Сашка Соловей шипит змеей из-под чугаевского локтя, а сам Иван Демьянович глядит на апостола по-особенному грустно, кладет ладонь ему, нерадивому, на затылок – да как жахнет рылом об столешницу! Бедолага под стол сползает, Соловей ему презрительно вслед плюет, а Иван Демьянович уже стоит, полушубок запахивает и бросает апостолам на стол оранжевую:

– Кто ж меня оштрафит, когда я токарь? Балбес! Ладно, гуляйте, племя дурное, а я домой пойду.

Апостолы тянутся к нему неверными пальцами, по щекам катятся слезы, но Иван Демьянович уже выныривает из сизого дыма в морозную мглу, и им остается лишь пропивать последнее да ждать следующего пришествия.

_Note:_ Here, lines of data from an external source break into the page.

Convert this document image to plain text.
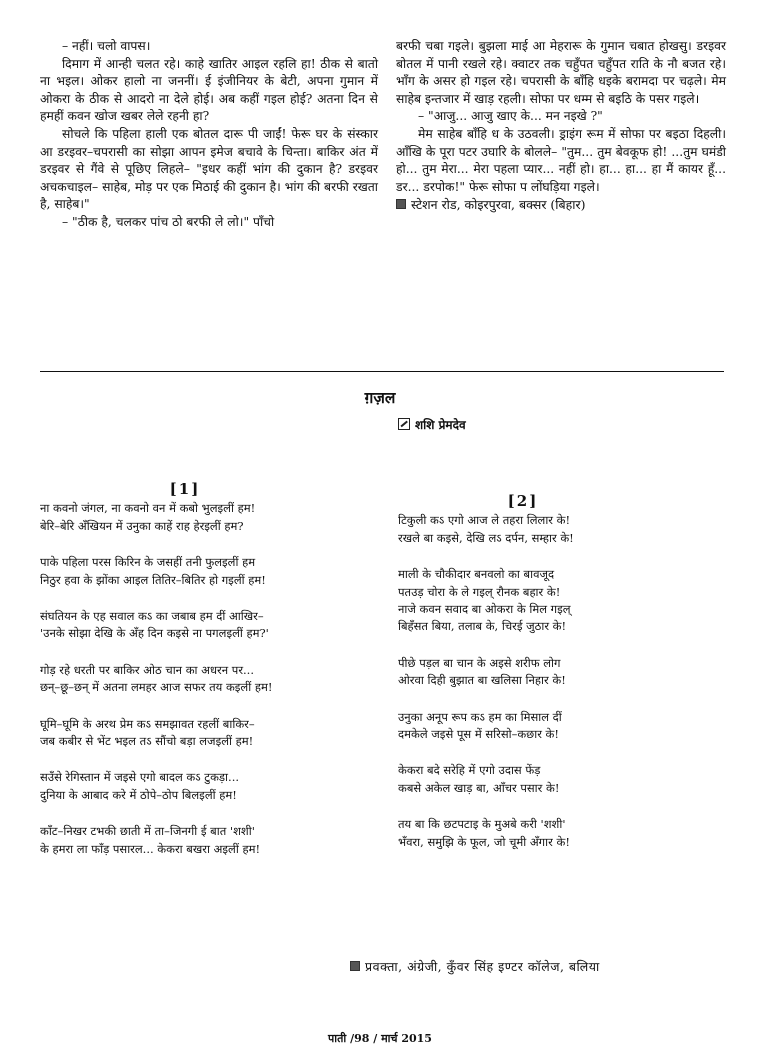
– नहीं। चलो वापस।

दिमाग में आन्ही चलत रहे। काहे खातिर आइल रहलि हा! ठीक से बातो ना भइल। ओकर हालो ना जननीं। ई इंजीनियर के बेटी, अपना गुमान में ओकरा के ठीक से आदरो ना देले होई। अब कहीं गइल होई? अतना दिन से हमहीं कवन खोज खबर लेले रहनी हा?

सोचले कि पहिला हाली एक बोतल दारू पी जाईं! फेरू घर के संस्कार आ डरइवर–चपरासी का सोझा आपन इमेज बचावे के चिन्ता। बाकिर अंत में डरइवर से गैंवे से पूछिए लिहले– "इधर कहीं भांग की दुकान है? डरइवर अचकचाइल– साहेब, मोड़ पर एक मिठाई की दुकान है। भांग की बरफी रखता है, साहेब।"

– "ठीक है, चलकर पांच ठो बरफी ले लो।" पाँचो

बरफी चबा गइले। बुझला माई आ मेहरारू के गुमान चबात होखसु। डरइवर बोतल में पानी रखले रहे। क्वाटर तक चहुँपत चहुँपत राति के नौ बजत रहे। भाँग के असर हो गइल रहे। चपरासी के बाँहि धइके बरामदा पर चढ़ले। मेम साहेब इन्तजार में खाड़ रहली। सोफा पर धम्म से बइठि के पसर गइले।

– "आजु... आजु खाए के... मन नइखे ?"

मेम साहेब बाँहि ध के उठवली। ड्राइंग रूम में सोफा पर बइठा दिहली। आँखि के पूरा पटर उघारि के बोलले– "तुम... तुम बेवकूफ हो! ...तुम घमंडी हो... तुम मेरा... मेरा पहला प्यार... नहीं हो। हा... हा... हा मैं कायर हूँ... डर... डरपोक!" फेरू सोफा प लोंघड़िया गइले।

स्टेशन रोड, कोइरपुरवा, बक्सर (बिहार)

ग़ज़ल
शशि प्रेमदेव
[1]
ना कवनो जंगल, ना कवनो वन में कबो भुलइलीं हम!
बेरि–बेरि अँखियन में उनुका काहें राह हेरइलीं हम?
पाके पहिला परस किरिन के जसहीं तनी फुलइलीं हम
निठुर हवा के झोंका आइल तितिर–बितिर हो गइलीं हम!
संघतियन के एह सवाल कऽ का जबाब हम दीं आखिर–
'उनके सोझा देखि के अँह दिन कइसे ना पगलइलीं हम?'
गोड़ रहे धरती पर बाकिर ओठ चान का अधरन पर...
छन्–छू–छन् में अतना लमहर आज सफर तय कइलीं हम!
घूमि–घूमि के अरथ प्रेम कऽ समझावत रहलीं बाकिर–
जब कबीर से भेंट भइल तऽ सौंचो बड़ा लजइलीं हम!
सउँसे रेगिस्तान में जइसे एगो बादल कऽ टुकड़ा...
दुनिया के आबाद करे में ठोपे–ठोप बिलइलीं हम!
काँट–निखर टभकी छाती में ता–जिनगी ई बात 'शशी'
के हमरा ला फाँड़ पसारल... केकरा बखरा अइलीं हम!
[2]
टिकुली कऽ एगो आज ले तहरा लिलार के!
रखले बा कइसे, देखि लऽ दर्पन, सम्हार के!
माली के चौकीदार बनवलो का बावजूद
पतउड़ चोरा के ले गइल् रौनक बहार के!
नाजे कवन सवाद बा ओकरा के मिल गइल्
बिहँसत बिया, तलाब के, चिरई जुठार के!
पीछे पड़ल बा चान के अइसे शरीफ लोग
ओरवा दिही बुझात बा खलिसा निहार के!
उनुका अनूप रूप कऽ हम का मिसाल दीं
दमकेले जइसे पूस में सरिसो–कछार के!
केकरा बदे सरेहि में एगो उदास फेंड़
कबसे अकेल खाड़ बा, आँचर पसार के!
तय बा कि छटपटाइ के मुअबे करी 'शशी'
भँवरा, समुझि के फूल, जो चूमी अँगार के!
प्रवक्ता, अंग्रेजी, कुँवर सिंह इण्टर कॉलेज, बलिया
पाती /98 / मार्च 2015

С сизого неба крапит снежок, дома вокруг лукаво поблескивают белым опушком, рдеют заиндевелыми окнами. Чугай расхристывает душный полушубок, прикуривает папироску, и тяжелый дым ворошит его нутро. Морозец холонит голову, и сквозь шальные мысли накатывает вечная тревога: а как быть дальше? Вот родит Лярва, и что делать? Как растить в доме самого Сатанаила? Воспитывать как? Последнее особенно волновало Ивана Демьяновича, потому как вершиной педагогического его таланта была дрессировка Жучки, не особо-то и удавшаяся.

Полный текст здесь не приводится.